Yup, from London (or thereabouts). Here's the craziest part of all, shipped UPS Monday morning in London, was in my hands Tuesday by noon in KY. 

It's in great shape, no rust, dents, chrome is almost perfect. Paint is pretty worked over however. I've got to finish amassing parts (winter project) and get it built up as is and make sure the fit and all are right. Then I'll break it back down and get the paint sorted.


----------



## TACSTS (Feb 4, 2004)

UPDATE: 

Here's a few teaser shots post-repaint. Need to get it prepped (chased&faced) and will build some over the next weekend or two. I'm pumped.


----------



## boneman (Nov 26, 2001)

*Who did the paint?*

Looks nice. They also apply the decals? As for components, go with what you like be it DA, Campag or SRAM. I started with Campag NR, went to Shimano when Campag lost their way, came back to Campag but now looking at DA 7900. I ran 7700 and Campag 10 for years and rarely F'd up a shift or stop.

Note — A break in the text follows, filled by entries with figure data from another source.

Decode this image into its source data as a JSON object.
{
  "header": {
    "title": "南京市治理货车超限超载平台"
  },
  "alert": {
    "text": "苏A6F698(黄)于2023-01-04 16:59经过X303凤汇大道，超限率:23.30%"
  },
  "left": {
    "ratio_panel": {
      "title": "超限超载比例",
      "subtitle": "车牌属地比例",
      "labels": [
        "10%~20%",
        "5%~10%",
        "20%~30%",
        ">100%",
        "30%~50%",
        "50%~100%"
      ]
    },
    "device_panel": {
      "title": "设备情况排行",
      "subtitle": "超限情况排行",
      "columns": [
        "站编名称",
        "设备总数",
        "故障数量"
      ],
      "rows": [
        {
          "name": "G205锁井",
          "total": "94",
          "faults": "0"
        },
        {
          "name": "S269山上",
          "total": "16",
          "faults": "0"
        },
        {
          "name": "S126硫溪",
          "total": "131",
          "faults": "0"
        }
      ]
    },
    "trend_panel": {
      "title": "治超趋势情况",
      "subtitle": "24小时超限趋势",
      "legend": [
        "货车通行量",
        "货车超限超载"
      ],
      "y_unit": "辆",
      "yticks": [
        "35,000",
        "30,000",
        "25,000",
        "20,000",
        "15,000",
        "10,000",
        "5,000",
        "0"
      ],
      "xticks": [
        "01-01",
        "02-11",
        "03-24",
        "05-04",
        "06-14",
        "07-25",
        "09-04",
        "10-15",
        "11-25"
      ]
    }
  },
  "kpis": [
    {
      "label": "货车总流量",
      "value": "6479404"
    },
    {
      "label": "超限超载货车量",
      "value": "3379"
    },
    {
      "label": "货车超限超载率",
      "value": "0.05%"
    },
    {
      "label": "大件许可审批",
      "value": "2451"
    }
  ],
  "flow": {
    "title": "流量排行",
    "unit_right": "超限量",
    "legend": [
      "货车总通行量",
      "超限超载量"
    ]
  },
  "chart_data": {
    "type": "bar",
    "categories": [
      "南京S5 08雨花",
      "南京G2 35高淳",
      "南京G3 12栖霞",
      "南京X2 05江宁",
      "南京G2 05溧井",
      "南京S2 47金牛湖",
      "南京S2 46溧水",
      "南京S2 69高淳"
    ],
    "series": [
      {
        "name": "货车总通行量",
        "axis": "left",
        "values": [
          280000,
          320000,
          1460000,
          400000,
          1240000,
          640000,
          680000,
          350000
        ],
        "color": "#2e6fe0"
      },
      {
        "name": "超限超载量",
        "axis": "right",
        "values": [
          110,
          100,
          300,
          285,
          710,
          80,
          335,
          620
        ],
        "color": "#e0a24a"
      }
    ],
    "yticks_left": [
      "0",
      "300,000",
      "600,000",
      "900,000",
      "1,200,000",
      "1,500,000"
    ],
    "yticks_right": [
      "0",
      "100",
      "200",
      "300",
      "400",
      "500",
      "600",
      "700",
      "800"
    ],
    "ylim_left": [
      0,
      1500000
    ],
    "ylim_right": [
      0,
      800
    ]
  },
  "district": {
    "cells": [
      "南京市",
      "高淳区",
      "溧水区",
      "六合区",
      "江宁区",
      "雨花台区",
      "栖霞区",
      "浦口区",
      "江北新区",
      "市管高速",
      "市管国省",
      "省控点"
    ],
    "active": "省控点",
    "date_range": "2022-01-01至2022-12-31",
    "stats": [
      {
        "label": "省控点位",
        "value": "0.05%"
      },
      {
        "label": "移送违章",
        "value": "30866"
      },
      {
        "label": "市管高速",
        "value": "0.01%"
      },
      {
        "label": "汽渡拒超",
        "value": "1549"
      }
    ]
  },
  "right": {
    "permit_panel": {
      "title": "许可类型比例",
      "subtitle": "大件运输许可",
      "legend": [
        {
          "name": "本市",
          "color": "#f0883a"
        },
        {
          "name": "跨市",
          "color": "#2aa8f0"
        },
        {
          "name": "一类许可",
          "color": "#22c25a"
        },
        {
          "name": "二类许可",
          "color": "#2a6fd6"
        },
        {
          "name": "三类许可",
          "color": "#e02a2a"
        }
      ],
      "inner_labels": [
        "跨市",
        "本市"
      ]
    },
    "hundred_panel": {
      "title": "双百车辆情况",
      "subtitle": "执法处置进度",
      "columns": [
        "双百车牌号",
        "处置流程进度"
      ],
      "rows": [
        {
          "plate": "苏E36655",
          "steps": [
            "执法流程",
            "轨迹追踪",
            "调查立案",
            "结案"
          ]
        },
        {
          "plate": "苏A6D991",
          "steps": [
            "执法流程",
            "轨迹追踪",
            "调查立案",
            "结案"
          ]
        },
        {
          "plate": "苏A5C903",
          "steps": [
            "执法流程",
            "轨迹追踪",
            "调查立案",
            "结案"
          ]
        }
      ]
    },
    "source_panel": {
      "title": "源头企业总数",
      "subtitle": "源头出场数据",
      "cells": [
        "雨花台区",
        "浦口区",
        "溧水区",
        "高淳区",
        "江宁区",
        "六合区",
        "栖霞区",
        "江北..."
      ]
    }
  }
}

Both have their merits and it could be as simple as which one is more comfortable to ride in the hoods. I like the adjustable reach on the SRAM Red and 7900.


----------



## TACSTS (Feb 4, 2004)

Noah Rosen at Velocolour in Toronto, Ontario did the paint. The decals are re-pro's from some guy in Australia that makes very complete and authentic reproductions for lots of older Euro brands. 

The build is going to be Chorus-10spd.


----------



## jroden (Jun 15, 2004)

I have been using 9 speed ultegra on mine for years and just this winter got a 10 speed dura ace group for it, wow what a wonderful difference in the shifting. I guess all the grime in the old levers may have been a contributor or perhaps the new DA shifts that much better. 

My other upgrade for the MXL this season is tubular tires for training, I went out the other day on the bombed out springtime roads with about 85 psi and a good shot of stans in the tires and had a comfortable and smooth ride, five stars for that upgrade.


----------